Binaural Audio: Two Ears Are Better Than One
Ambisonics is the system of choice for room audio utilizing speakers, but much, if not most of VR audio production is intended for playback through headphones. The headphone technology for precise spatialization of audio is the binaural format. Binaural technology takes into account the acoustic properties of the human head. We have two ears that take in subtly different acoustic information depending on the direction of the sound source. Sound waves are modified as they travel around the head and the brain’s comparison of the differences in the waveforms that enter the right and left ears results in the perception that sound is traveling from one direction as opposed to another. In scientific terms, this action of the head is called the “head-related transfer function,” or HRTF for short.
Binaural Audio: Smarter Than It Looks
Binaural audio is normally recorded using a “dummy” head, literally, a mannekin reproduction of a human head, with anatomically correct ear canals and microphones positioned where the ear drums would be. This dummy head is then placed in the audience seating of an auditorium and records audio with uncanny spatial realism. HRTF data can also be applied to audio content in the studio, thus giving it spatial credibility (including up and down).
Two VR Audio Formats: Better Late Than Never
Both Ambisonics and binaural have long been beloved of audio specialists but prior to the meteoric arrival of virtual reality, these audio formats had not acquired much traction in the mainstream. All of a sudden, they both are tremendously relevant to VR audio production and have taken a new life. Both Facebook and YouTube have aggressive initiatives to incorporate VR into their respective platforms and both companies are taking the VR audio component very seriously.

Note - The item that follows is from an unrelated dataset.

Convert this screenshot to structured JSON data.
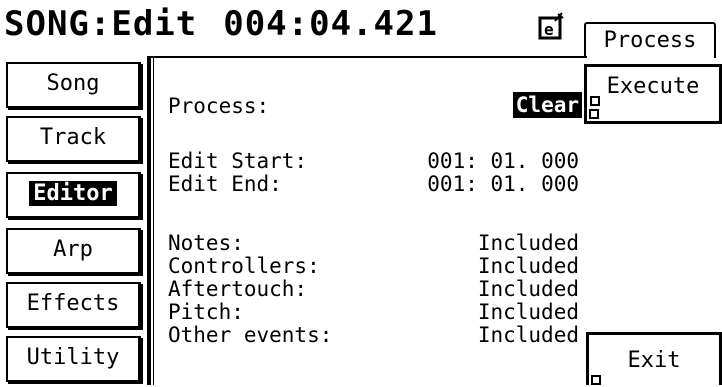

Facebook now offers a set of free tools for VR audio production called “Spatial Workstation”. Google provides a guide to YouTube VR audio.

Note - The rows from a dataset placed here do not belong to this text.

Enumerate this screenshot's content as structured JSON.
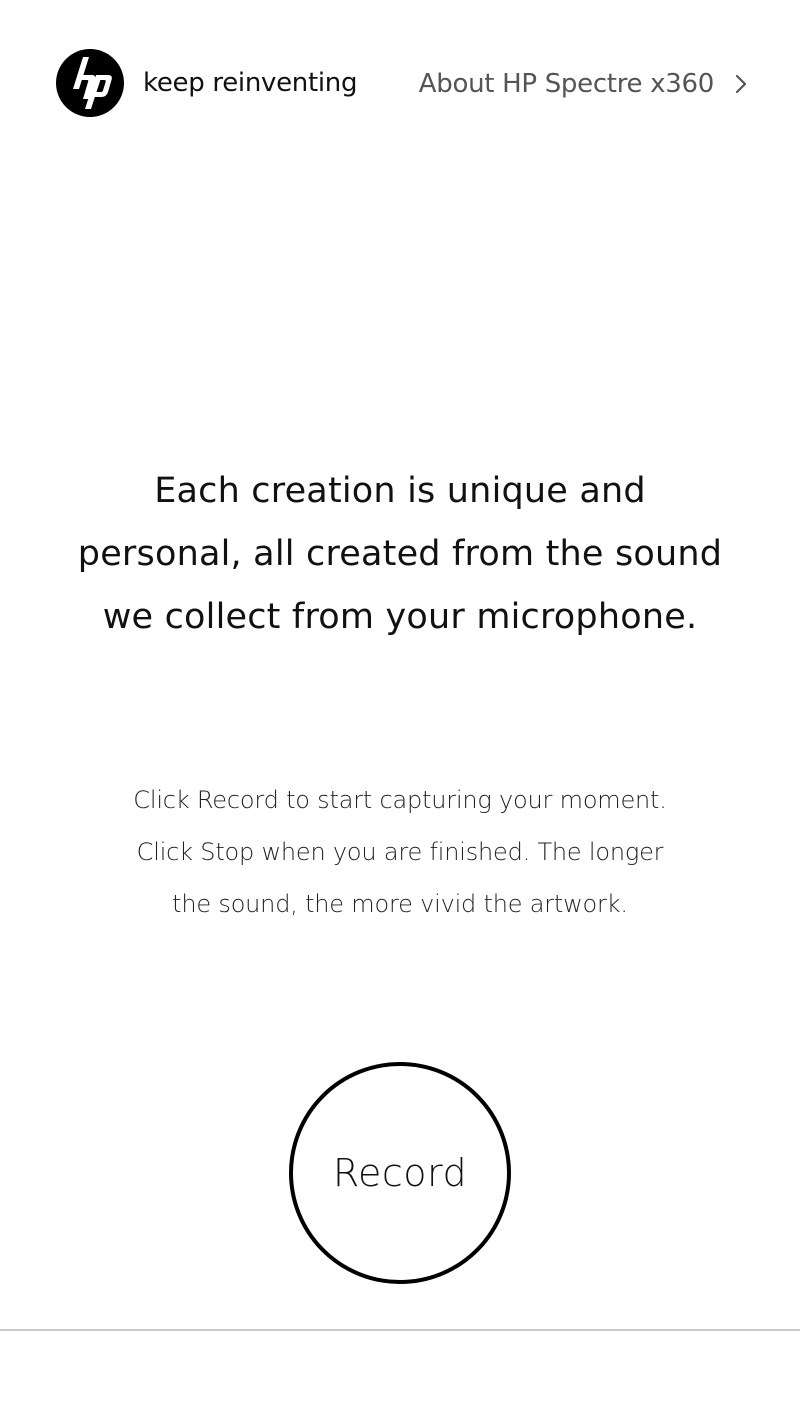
{
  "header": {
    "tagline": "keep reinventing",
    "about_link": "About HP Spectre x360",
    "logo_icon": "hp-logo-icon",
    "chevron_icon": "chevron-right-icon"
  },
  "headline": {
    "lines": [
      "Each creation is unique and",
      "personal, all created from the sound",
      "we collect from your microphone."
    ]
  },
  "instructions": {
    "lines": [
      "Click Record to start capturing your moment.",
      "Click Stop when you are finished. The longer",
      "the sound, the more vivid the artwork."
    ]
  },
  "record": {
    "label": "Record"
  },
  "colors": {
    "background": "#ffffff",
    "text": "#111111",
    "link": "#555555",
    "divider": "#c8c8c8"
  }
}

The More Things Change the More They Stay the Same
These are exciting developments in the virtual reality audio world. Yet, they merely represent new opportunities for audio content production. They do not replace other mainstream audio formats or production practices, so audio professionals will still mix and master stereo music and 5.1 or higher surround for film and video post-production for many years to come. These two virtual reality audio formats, Ambisonics and binaural, have been around for a long time. It is time for them to take their place in the mainstream. In the end, though, great audio is not about format or spatial richness, but about best audio production practices, and it doubtful that that standard will change.